Dalam perjalanan hidup, kita seringkali bertemu dengan orang-orang yang meninggalkan jejak mendalam di hati. Ada yang hadir bagai mentari pagi, menghangatkan dan menerangi setiap sudut jiwa. Ada pula yang datang bagai bintang kejora, mempesona namun tak selalu tergapai. Perasaan cinta, harapan, dan keinginan untuk berbagi cerita seringkali tumbuh subur. Namun, realitas terkadang berbicara lain. Tak semua kisah akan berakhir dengan janji suci, tak semua rasa akan berbalas dalam bingkai kebersamaan abadi. Ada kalanya, seseorang yang kita cintai bukanlah takdir terindah yang disiapkan Tuhan.
Mengikhlaskan seseorang yang bukan jodoh kita adalah salah satu ujian terberat dalam memaknai cinta dan takdir. Ini bukan tentang melupakan, bukan pula tentang membenci. Ini adalah tentang melepaskan, membebaskan diri dan dia dari harapan yang mungkin takkan pernah terwujud. Proses ini membutuhkan kekuatan, ketabahan, dan kesadaran bahwa setiap pertemuan punya makna, meski tak harus berujung pada ikatan pernikahan.

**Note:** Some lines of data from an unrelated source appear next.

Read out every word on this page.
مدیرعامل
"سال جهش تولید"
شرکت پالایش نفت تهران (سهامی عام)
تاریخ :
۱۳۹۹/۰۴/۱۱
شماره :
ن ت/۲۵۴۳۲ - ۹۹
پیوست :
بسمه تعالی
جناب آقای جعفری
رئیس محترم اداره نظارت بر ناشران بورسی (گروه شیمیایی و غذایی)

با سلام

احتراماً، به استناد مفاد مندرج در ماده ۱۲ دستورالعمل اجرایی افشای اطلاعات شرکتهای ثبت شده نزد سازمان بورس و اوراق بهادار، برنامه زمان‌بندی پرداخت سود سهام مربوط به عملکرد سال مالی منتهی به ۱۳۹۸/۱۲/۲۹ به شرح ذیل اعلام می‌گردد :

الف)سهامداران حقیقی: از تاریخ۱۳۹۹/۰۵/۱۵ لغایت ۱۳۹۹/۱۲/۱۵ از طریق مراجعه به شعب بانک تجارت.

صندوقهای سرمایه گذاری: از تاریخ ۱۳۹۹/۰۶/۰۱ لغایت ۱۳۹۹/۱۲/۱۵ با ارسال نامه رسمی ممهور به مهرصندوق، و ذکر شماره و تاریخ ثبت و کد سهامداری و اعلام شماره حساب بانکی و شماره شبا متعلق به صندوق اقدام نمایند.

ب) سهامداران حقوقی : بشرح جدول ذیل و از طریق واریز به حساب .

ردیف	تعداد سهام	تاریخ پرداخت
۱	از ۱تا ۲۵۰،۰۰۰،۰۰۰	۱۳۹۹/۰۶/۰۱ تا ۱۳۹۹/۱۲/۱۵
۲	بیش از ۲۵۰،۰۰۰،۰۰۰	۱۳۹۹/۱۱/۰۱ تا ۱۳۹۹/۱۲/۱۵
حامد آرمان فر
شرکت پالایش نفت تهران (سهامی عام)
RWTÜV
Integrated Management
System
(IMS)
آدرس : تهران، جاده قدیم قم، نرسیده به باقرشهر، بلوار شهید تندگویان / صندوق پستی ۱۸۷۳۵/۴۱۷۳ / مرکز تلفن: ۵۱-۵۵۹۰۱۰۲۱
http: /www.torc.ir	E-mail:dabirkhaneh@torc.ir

Di persimpangan takdir, kita pernah bertemu,
Senyummu terukir, meresap dalam kalbu.
Kisah terjalin, harapan mulai bersemi,
Dalam angan indah, sehidup semati.
Namun sang waktu, berbisik pelan,
Jalan kita berbeda, tak dapat disatukan.
Bukan salahmu, bukan pula salahku,
Hanya garis takdir, yang tak pernah menyatu.
Hati ini teriris, namun jiwa belajar,
Merelakanmu pergi, dalam diam yang tegar.
Bukan untuk dilupakan, bukan untuk ditangisi,
Namun untuk dilepaskan, agar hati kembali suci.
Terima kasih pernah hadir, mengisi ruang,
Menjadi pengingat, tentang arti sayang.
Kini kuikhlaskan, tanpa sedikitpun sesal,
Semoga bahagiamu, selalu berbinar.
Karena jodoh sejati, akan tiba masanya,
Saat hati siap, dan semesta berkata, "Ya."
Biarlah kenangan menjadi teman,
Mengajariku sabar, dalam penantian.
Setiap insan punya kisah, dan takdirnya sendiri,
Aku memilihmu, namun bukan engkaulah jodohku nanti.
Semoga engkau temukan cinta sejati,
Yang dapat melengkapi, menyejukkan hati.
Dan aku pun kan melangkah, merajut asa,
Menanti dia, yang kelak kan bersama.
Perpisahan ini bukan akhir segalanya,
Namun awal baru, bagi diri yang berbeda.
Mengikhlaskan bukan berarti menyerah pada keadaan, melainkan menerima dengan lapang dada apa yang telah digariskan. Ini adalah langkah keberanian untuk tidak memaksakan sesuatu yang jelas tidak ditakdirkan. Dalam proses ini, kita belajar banyak tentang cinta yang sesungguhnya: cinta yang mampu melepaskan demi kebaikan bersama, cinta yang rela melihat orang yang disayangi bahagia, meski bukan bersama kita.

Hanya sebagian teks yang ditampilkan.